A horse whinnied again, and this time the sound was definitely behind Billy and he turned softly, parted the screen of leaves, then peered hard through the dappled shadows of the woodland. He was holding his breath and wondering what the hell was going on, then suddenly he saw a movement down by the far end of the cornfield and he blinked sweat away from his eyes and saw that there was a horse there. A riderless, lonely horse. A horse all on its own. A horse that seemed to be tethered. A horse with a saddle and bridle, but no rider. A horse, he thought, for Billy Blythe and he wondered what would be the safest way to attract the attention of the nervous Yankee troopers when suddenly a blast of rifle fire ripped the warm afternoon to shreds.

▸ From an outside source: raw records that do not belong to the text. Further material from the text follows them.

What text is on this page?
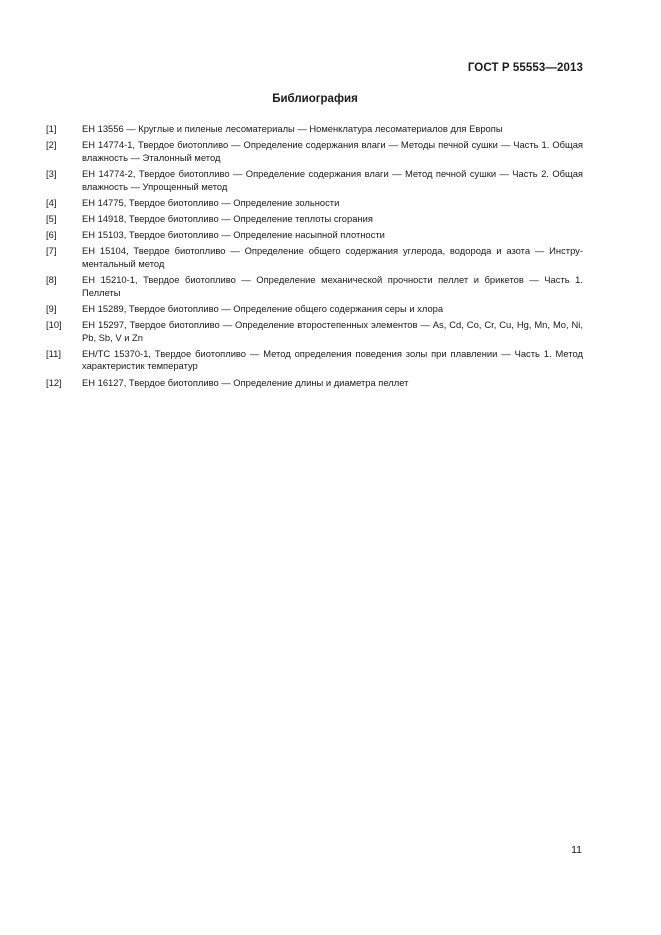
ГОСТ Р 55553—2013
Библиография
[1]	ЕН 13556 — Круглые и пиленые лесоматериалы — Номенклатура лесоматериалов для Европы
[2]	ЕН 14774-1, Твердое биотопливо — Определение содержания влаги — Методы печной сушки — Часть 1. Общая влажность — Эталонный метод
[3]	ЕН 14774-2, Твердое биотопливо — Определение содержания влаги — Метод печной сушки — Часть 2. Общая влажность — Упрощенный метод
[4]	ЕН 14775, Твердое биотопливо — Определение зольности
[5]	ЕН 14918, Твердое биотопливо — Определение теплоты сгорания
[6]	ЕН 15103, Твердое биотопливо — Определение насыпной плотности
[7]	ЕН 15104, Твердое биотопливо — Определение общего содержания углерода, водорода и азота — Инстру-ментальный метод
[8]	ЕН 15210-1, Твердое биотопливо — Определение механической прочности пеллет и брикетов — Часть 1. Пеллеты
[9]	ЕН 15289, Твердое биотопливо — Определение общего содержания серы и хлора
[10]	ЕН 15297, Твердое биотопливо — Определение второстепенных элементов — As, Cd, Co, Cr, Cu, Hg, Mn, Mo, Ni, Pb, Sb, V и Zn
[11]	ЕН/ТС 15370-1, Твердое биотопливо — Метод определения поведения золы при плавлении — Часть 1. Метод характеристик температур
[12]	ЕН 16127, Твердое биотопливо — Определение длины и диаметра пеллет
11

Billy cried aloud with fear and dropped to his haunches. No one heard his cry, for the Yankee horses were screaming terribly. There was a great thrashing sound from the corn, then more rifles fired and suddenly the hateful rebel yell was sounding and a voice was roaring orders. It had been an ambush. One riderless horse had been the bait that had sucked the Yankees down the long narrow cornfield to where the rebels had been hidden among the trees, and now the horsemen were either dead, wounded, or desperately trying to gallop away. Two more rifles cracked and Billy saw a blue-coated trooper arch his back, let go of his reins, and fall backward off his galloping horse. Two more riderless horses galloped north while a trooper was running desperately with his scabbard held free of his legs. Two Northern horsemen seemed to have made it safely into the shelter of the far trees, but otherwise there seemed to be no survivors from the small Yankee patrol. It had taken less than a minute.

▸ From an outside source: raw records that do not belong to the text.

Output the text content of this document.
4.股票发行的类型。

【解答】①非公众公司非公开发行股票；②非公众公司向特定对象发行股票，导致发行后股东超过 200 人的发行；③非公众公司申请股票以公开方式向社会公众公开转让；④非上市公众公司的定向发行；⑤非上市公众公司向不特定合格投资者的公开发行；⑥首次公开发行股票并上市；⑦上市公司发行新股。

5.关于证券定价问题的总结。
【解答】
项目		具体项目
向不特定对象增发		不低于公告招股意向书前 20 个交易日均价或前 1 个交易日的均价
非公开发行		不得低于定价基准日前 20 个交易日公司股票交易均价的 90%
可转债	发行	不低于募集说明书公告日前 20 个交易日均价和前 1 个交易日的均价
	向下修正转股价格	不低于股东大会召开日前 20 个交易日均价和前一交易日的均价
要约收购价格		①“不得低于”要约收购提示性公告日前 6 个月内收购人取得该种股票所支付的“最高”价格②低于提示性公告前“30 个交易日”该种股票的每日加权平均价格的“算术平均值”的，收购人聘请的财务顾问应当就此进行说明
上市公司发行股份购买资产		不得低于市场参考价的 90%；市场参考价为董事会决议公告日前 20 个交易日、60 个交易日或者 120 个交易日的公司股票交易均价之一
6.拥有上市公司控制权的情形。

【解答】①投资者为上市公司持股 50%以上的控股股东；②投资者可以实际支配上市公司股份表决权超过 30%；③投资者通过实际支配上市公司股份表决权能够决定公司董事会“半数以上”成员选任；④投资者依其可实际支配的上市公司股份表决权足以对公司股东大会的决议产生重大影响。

"Fetch the horses!" a voice snarled. A Yankee in the corn was calling for help, his voice desperate with pain. A horse was whinnying, then a flat, hard shot abruptly ended the pathetic sound. Rebel voices laughed, then Billy heard the scraping rattle as a rifle was reloaded. The rebels were evidently collecting the horses; valuable prizes for an army already short of good cavalry mounts, and Billy hoped they would be content with that booty, but then the officer shouted again. "Look for any survivors! Careful now, but look good."
Billy swore. He thought about running, but he guessed he was too weak to outrun a fit man and besides the noise he made would bring a slew of the bastards chasing after him, so instead he feverishly stripped off his blue coat and pulled on the threadbare gray jacket, and then he pushed the betraying blue garment deep under the bushes where he covered it with a thick layer of leaf mold. He buttoned the gray coat and buckled his belt about its waist and then he waited. Damn, he thought, damn and son of a bitch and damn again, but now he would have to play the rebel for a few weeks while he found another way to get back north.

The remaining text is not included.